Where have I been on Instagram/Facebook/Twitter?
I have been hiding in bed.
As you do.
I spun out into anxiety and some mild depression when some personal shit crashed down. Then I had a pain flare-up that has seriously grounded me. That triggers depression, understandably, so that mild depression slid into a fairly severe episode.
Happily, severe in my case doesn't mean I'm unsafe. I long ago learned that my SSRIs are not optional. As long as I'm steady on them I've never been in danger.
I'm fighting the stirrings of a migraine right now, which I'm afraid might be related to new, or rather worsening, spinal problems.
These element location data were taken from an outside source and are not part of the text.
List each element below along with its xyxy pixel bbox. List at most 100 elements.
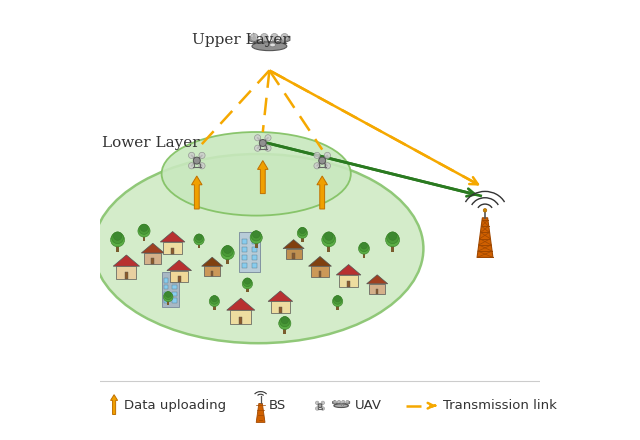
Circle shape xyxy=(223,246,232,253)
Circle shape xyxy=(255,135,260,141)
Polygon shape xyxy=(279,307,282,313)
Polygon shape xyxy=(239,316,243,323)
FancyArrow shape xyxy=(191,176,202,209)
Polygon shape xyxy=(271,301,290,313)
Circle shape xyxy=(199,152,205,158)
Polygon shape xyxy=(171,248,174,254)
Polygon shape xyxy=(211,271,214,276)
Circle shape xyxy=(242,279,253,289)
Polygon shape xyxy=(167,299,170,305)
Polygon shape xyxy=(292,253,295,259)
Circle shape xyxy=(281,33,289,41)
Circle shape xyxy=(243,278,252,286)
Circle shape xyxy=(195,234,204,242)
Circle shape xyxy=(196,234,202,240)
Text: Transmission link: Transmission link xyxy=(443,399,557,412)
Text: UAV: UAV xyxy=(355,399,382,412)
Polygon shape xyxy=(336,264,361,275)
Polygon shape xyxy=(256,403,265,422)
Circle shape xyxy=(164,292,172,300)
Circle shape xyxy=(271,33,278,41)
Polygon shape xyxy=(285,249,301,259)
Polygon shape xyxy=(308,257,332,266)
Polygon shape xyxy=(252,239,257,244)
Polygon shape xyxy=(347,281,350,287)
Polygon shape xyxy=(477,218,493,257)
Circle shape xyxy=(221,246,234,260)
Polygon shape xyxy=(342,401,349,407)
Circle shape xyxy=(265,135,271,141)
Ellipse shape xyxy=(161,132,351,216)
Polygon shape xyxy=(283,240,304,249)
Polygon shape xyxy=(252,255,257,260)
Polygon shape xyxy=(252,263,257,268)
Circle shape xyxy=(265,145,271,151)
Polygon shape xyxy=(319,271,321,277)
Polygon shape xyxy=(271,36,290,48)
Polygon shape xyxy=(226,255,229,264)
Circle shape xyxy=(333,400,337,403)
Text: Lower Layer: Lower Layer xyxy=(102,136,200,150)
Circle shape xyxy=(194,235,204,245)
Polygon shape xyxy=(301,235,303,242)
Polygon shape xyxy=(178,276,180,282)
Ellipse shape xyxy=(93,154,424,343)
Circle shape xyxy=(199,163,205,169)
Circle shape xyxy=(358,243,369,254)
Polygon shape xyxy=(339,275,358,287)
Circle shape xyxy=(250,231,262,244)
Polygon shape xyxy=(202,257,223,266)
Polygon shape xyxy=(246,286,248,293)
Polygon shape xyxy=(367,275,388,284)
Ellipse shape xyxy=(269,43,275,47)
Polygon shape xyxy=(144,253,161,264)
Circle shape xyxy=(260,33,268,41)
Polygon shape xyxy=(172,298,177,303)
Polygon shape xyxy=(116,242,119,252)
Ellipse shape xyxy=(341,404,344,406)
Circle shape xyxy=(113,232,122,240)
Polygon shape xyxy=(213,303,216,310)
Circle shape xyxy=(387,232,399,244)
Circle shape xyxy=(361,242,367,249)
Circle shape xyxy=(163,292,173,302)
Circle shape xyxy=(314,163,320,169)
Polygon shape xyxy=(143,233,145,241)
Polygon shape xyxy=(164,279,168,282)
Polygon shape xyxy=(172,279,177,282)
Polygon shape xyxy=(243,255,247,260)
Ellipse shape xyxy=(334,404,348,407)
Circle shape xyxy=(316,407,319,410)
Circle shape xyxy=(139,224,149,235)
Circle shape xyxy=(189,152,195,158)
Polygon shape xyxy=(227,298,255,310)
Polygon shape xyxy=(327,242,330,252)
Circle shape xyxy=(318,404,322,407)
Polygon shape xyxy=(312,266,328,277)
Polygon shape xyxy=(335,400,336,404)
Polygon shape xyxy=(337,303,339,310)
Circle shape xyxy=(210,296,219,304)
Circle shape xyxy=(253,231,260,238)
Polygon shape xyxy=(172,285,177,289)
Circle shape xyxy=(250,33,258,41)
Circle shape xyxy=(281,316,289,324)
Circle shape xyxy=(483,209,487,212)
Circle shape xyxy=(297,228,308,238)
Circle shape xyxy=(211,296,218,302)
Polygon shape xyxy=(125,272,128,279)
Circle shape xyxy=(388,232,397,240)
Circle shape xyxy=(112,232,124,244)
Circle shape xyxy=(385,233,399,247)
Polygon shape xyxy=(268,291,292,301)
Ellipse shape xyxy=(252,42,287,51)
Circle shape xyxy=(337,400,340,403)
Circle shape xyxy=(165,292,171,297)
Polygon shape xyxy=(255,240,258,248)
Polygon shape xyxy=(116,266,136,279)
Circle shape xyxy=(193,157,200,164)
Circle shape xyxy=(321,401,324,404)
Polygon shape xyxy=(363,251,365,258)
Polygon shape xyxy=(243,247,247,252)
Circle shape xyxy=(314,152,320,158)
When I saw a spinal and brain specialist years ago trying to diagnose my pain, he was surprised I didn't have migraines because of the location of a bulging disc in my neck.
I didn't then, but have started getting them semi-regularly. I'm also getting shooting nerve pain (like sciatica) in my arms and face, so my current neurologist is planning to CT scan my upper spine. I see him tomorrow. I'm anxious at the thought of having to address cervical vertebrae. Surgery on the neck is much scarier than the base of the spine.
But I'm getting ahead of myself, because my mood isn't quite levelled out yet.
So this is my 'Heidi is Alive & Coping-Ish But Don't Worry' post. And now? Back to bed. Glowing screen is becoming The Enemy.